Occasionally you may find yourself in despair over your writing. Every writer eventually suffers from that internal critic who's there reading over his or her shoulder. The voice is so loud it can make you forget the piece you're working on right now is a draft -- just an early stage in the process.
A great piece of advice on silencing that critic comes from New Hampshire writers Becky Rule and Sue Wheeler in their book Creating the Story: Guides for Writers. I bought this book years ago after taking summer writing course Becky offered through the University of New Hampshire.
I still dip into this book now an again when I need inspiration or the wise advice of seasoned writers. Creating the Story is filled with short guides on writing, and includes some excellent exercises. While it was designed mostly for fiction writers, the exercises work well for writers of any genre.

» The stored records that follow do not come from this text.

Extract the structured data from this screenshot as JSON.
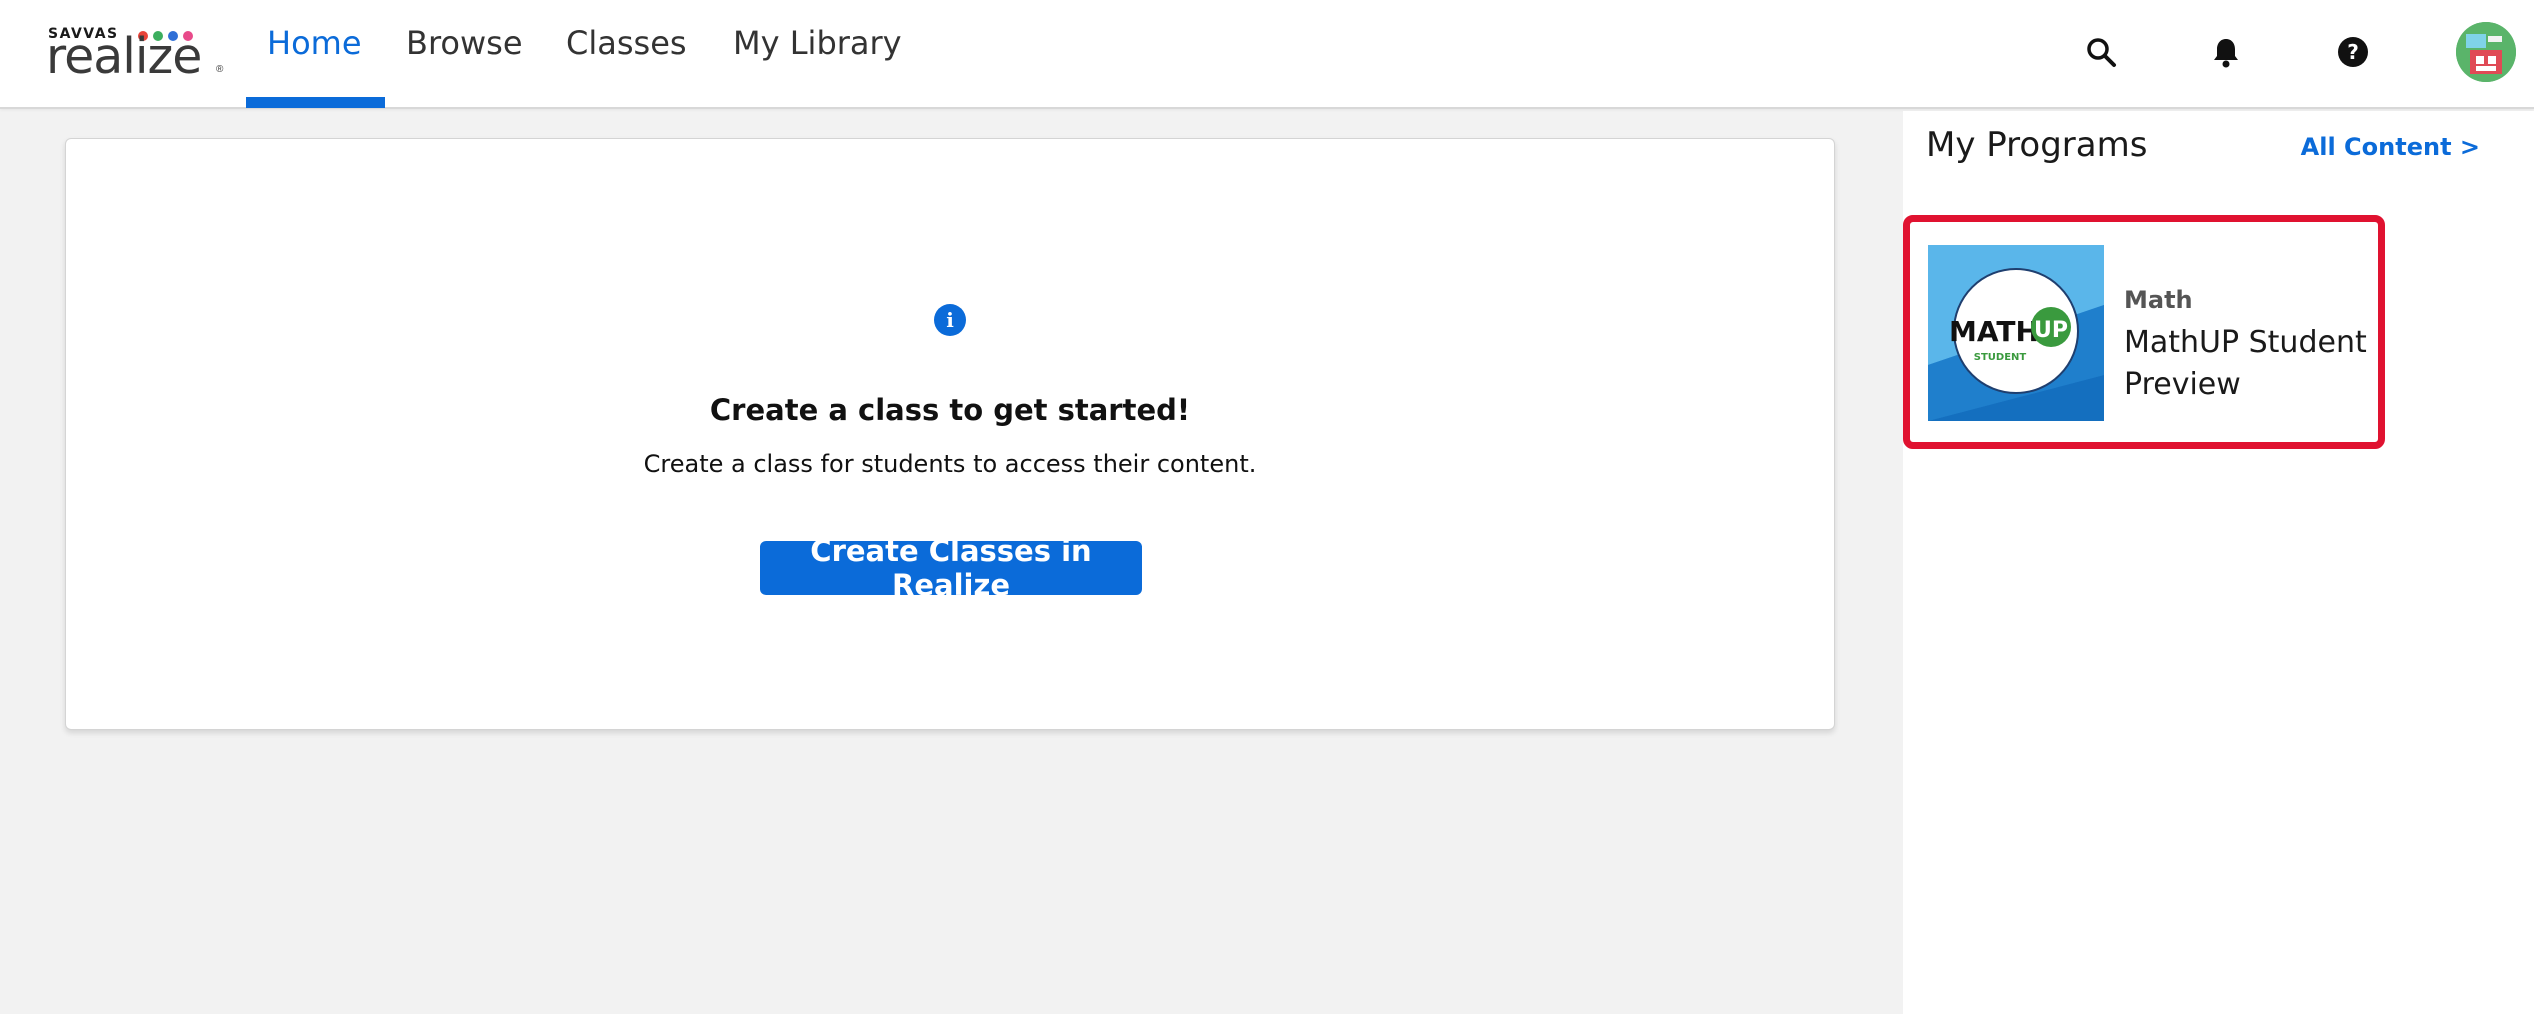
{
  "brand": {
    "small": "SAVVAS",
    "name": "realize",
    "reg": "®",
    "dot_colors": [
      "#e8443a",
      "#3cae5e",
      "#2f6fd6",
      "#e84a8a"
    ]
  },
  "nav": {
    "items": [
      {
        "label": "Home",
        "active": true
      },
      {
        "label": "Browse",
        "active": false
      },
      {
        "label": "Classes",
        "active": false
      },
      {
        "label": "My Library",
        "active": false
      }
    ]
  },
  "header_icons": [
    "search-icon",
    "bell-icon",
    "help-icon",
    "avatar"
  ],
  "main": {
    "info_icon": "info-icon",
    "title": "Create a class to get started!",
    "subtitle": "Create a class for students to access their content.",
    "button_label": "Create Classes in Realize"
  },
  "right_panel": {
    "title": "My Programs",
    "all_content_label": "All Content >",
    "programs": [
      {
        "subject": "Math",
        "name": "MathUP Student Preview",
        "logo_text_main": "MATH",
        "logo_text_up": "UP",
        "logo_text_sub": "STUDENT"
      }
    ]
  },
  "colors": {
    "accent": "#0b6bd9",
    "highlight": "#e01230",
    "background": "#f2f2f2"
  }
}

In their guide called Control the nagging critic in your head (page 49), Becky and Sue offer this innovative take on sending away the critic:
"If your critic won't go away when you tell her to, put your writing aside for fifteen minutes, and let the critic dictate a letter to you. She will use your name, "Dear Danielle" or Dear Sol." Let the critic say every rotten thing about you she's ever thought or said. Don't worry about logic or fairness. Just turn the critic loose on the page. Then, when you read the letter out loud, you'll be astonished at how vindictive, illogical and downright absurd she is. Hopefully you'll laugh. Finally, as if you were your own best, most supportive friend, write that critic a letter pointing out where she's unreasonable and wrong. Tell her you're trying to write and that takes courage. You're exploring on the page, groping, feeling your way along. This draft, and probably the next three to six drafts are for you, not her. You need to discover things about your main character and to see what she will do, think, say, and feel. Remind your critic that critics only criticize finished products. They come in after your hard work is done."
I'd love to hear from any of our readers who try this technique.